Título: Fed recua em novas medidas e bolsas caem
Autor: Marin, Denise Chrispim
Fonte: O Estado de São Paulo, 15/07/2011, Economia, p. B12

Ameaça da Moody's de rebaixar a nota dos EUA também assustou investidores

Os mercados dos Estados Unidos foram agitados ontem pelo recuo do Federal Reserve (Fed, o banco central americano) sobre uma nova injeção de dólares na economia americana, como forma de dar maior impulso ao crescimento.

A consequente queda generalizada nos índices das bolsas de valores e a busca por ativos mais seguros, como o ouro, foram motivadas também pela advertência da agência Moody"s, na noite de quarta-feira, de estar preparada para reduzir a qualificação de risco dos EUA se o teto da dívida pública - atualmente em US$ 14,3 trilhões - não for elevado até 2 de agosto.
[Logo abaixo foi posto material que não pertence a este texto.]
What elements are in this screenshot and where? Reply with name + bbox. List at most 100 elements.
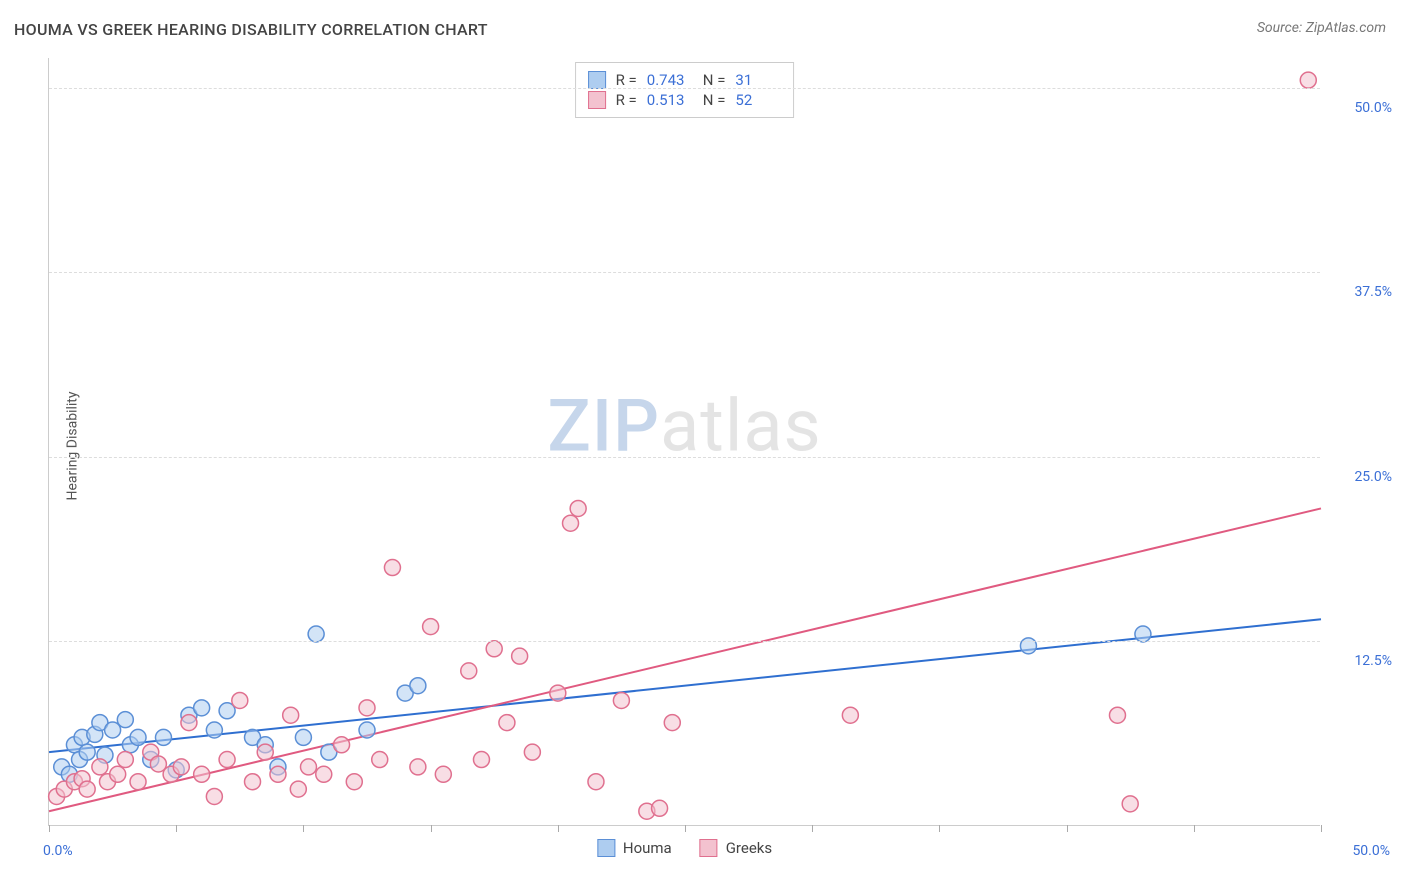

A dificuldade do governo de Barack Obama em superar os impasses com a oposição para alcançar um acordo na área fiscal contribuiu para esse cenário de recuo no investimento.

No fechamento dos mercados, o preço do ouro subiu 0,4% e alcançou US$ 1.588,06 a onça (31,1 gramas), depois de ter atingido a cifra recorde de US$ 1.594,16 horas antes. No mercado futuro para entrega em agosto, chegou a US$ 1,588,90. A cotação do petróleo caiu 2,41%, para US$ 95,69 o barril, na New York Mercantile Exchange. No mercado acionário, a média do índice Dow Jones Industrial caiu 0,29% ou 36,40 pontos. O índice S&P 500 recuou 0,52% ou 6,81 pontos, e o da Nasdaq, 1,15%.

A reação negativa seguiu-se às declarações do presidente do Federal Reserve (Fed, banco central dos EUA), Ben Bernanke, no Comitê de Bancos do Senado, em seu segundo dia de audiências no Congresso. Bernanke afirmou não estar o Fed "preparado neste momento para tomar mais ações", ao ser indagado pelo presidente do comitê, senador Tim Johnson, se novo programa de expansão monetária seria posto em prática de imediato. No dia anterior, na Câmara, o presidente do Fed havia sinalizado com a medida, caso os indicadores econômicos piorassem.

"Você pode estar completamente correto: isso (as novas medidas de injeção de dólares) pode não ser necessário e pode não ser particularmente efetivo, dada a configuração dos problemas enfrentados", explicou. "Essas são algumas coisas para levarmos em conta. Nós não estamos propondo nada hoje", completou Bernanke, para quem a situação atual "é mais complexa".

Segundo o presidente do Fed, há incerteza sobre o comportamento da inflação e da taxa de desemprego, hoje em 9,2%. Embora a taxa de inflação esteja próxima da meta definida pelo Fed, ainda há riscos de deflação.

Além disso, conforme alertara anteontem na Câmara, a concentração do ajuste fiscal no corte de despesas públicas resultará inevitavelmente em efeitos devastadores para o sistema financeiro americano e a economia mundial. "Estamos incertos sobre o desenvolvimento da economia em curto prazo. Gostaríamos de ver se, de fato, a economia crescerá como projetamos."

Novo sinal. As declarações de Bernanke gelaram os investidores, que haviam lido em seu discurso da quarta-feira um sinal claro da intenção de retomar as medidas monetárias de recuperação da economia. Em especial, porque a possibilidade de adoção de medidas fiscais é nula. No primeiro semestre, o Fed colocou em ação o Quantitative Easing 2 (QE2 ou afrouxo quantitativo), um mecanismo para a compra de US$ 600 bilhões em títulos do Tesouro. Entre novembro de 2008 e março de 2010, por meio do QE1, havia injetado US$ 1,7 bilhão na economia do país.

Em sua reunião no fim de junho, o Comitê Federal de Mercado Aberto (Fomc, na sigla em inglês) havia decidido não prorrogar a iniciativa. Mas alguns de seus participantes alertaram durante a reunião para a necessidade de retomá-la, "especialmente se o crescimento econômico continuar muito lento para reduzir significativamente a taxa de desemprego".

Ontem, o mercado americano já havia aberto com a ameaça da Moody"s de rebaixar a nota dos EUA. As negociações entre a Casa Branca e as lideranças republicanas do Congresso sobre esse tema estão atreladas a um pacote mais amplo - a redução dessa dívida em até US$ 4 trilhões nos próximos dez anos. Além de indicar uma tendência a ser seguida pelas suas concorrentes, a advertência da Moody"s coloca mais pressão sobre os negociadores do pacote de redução de dívida.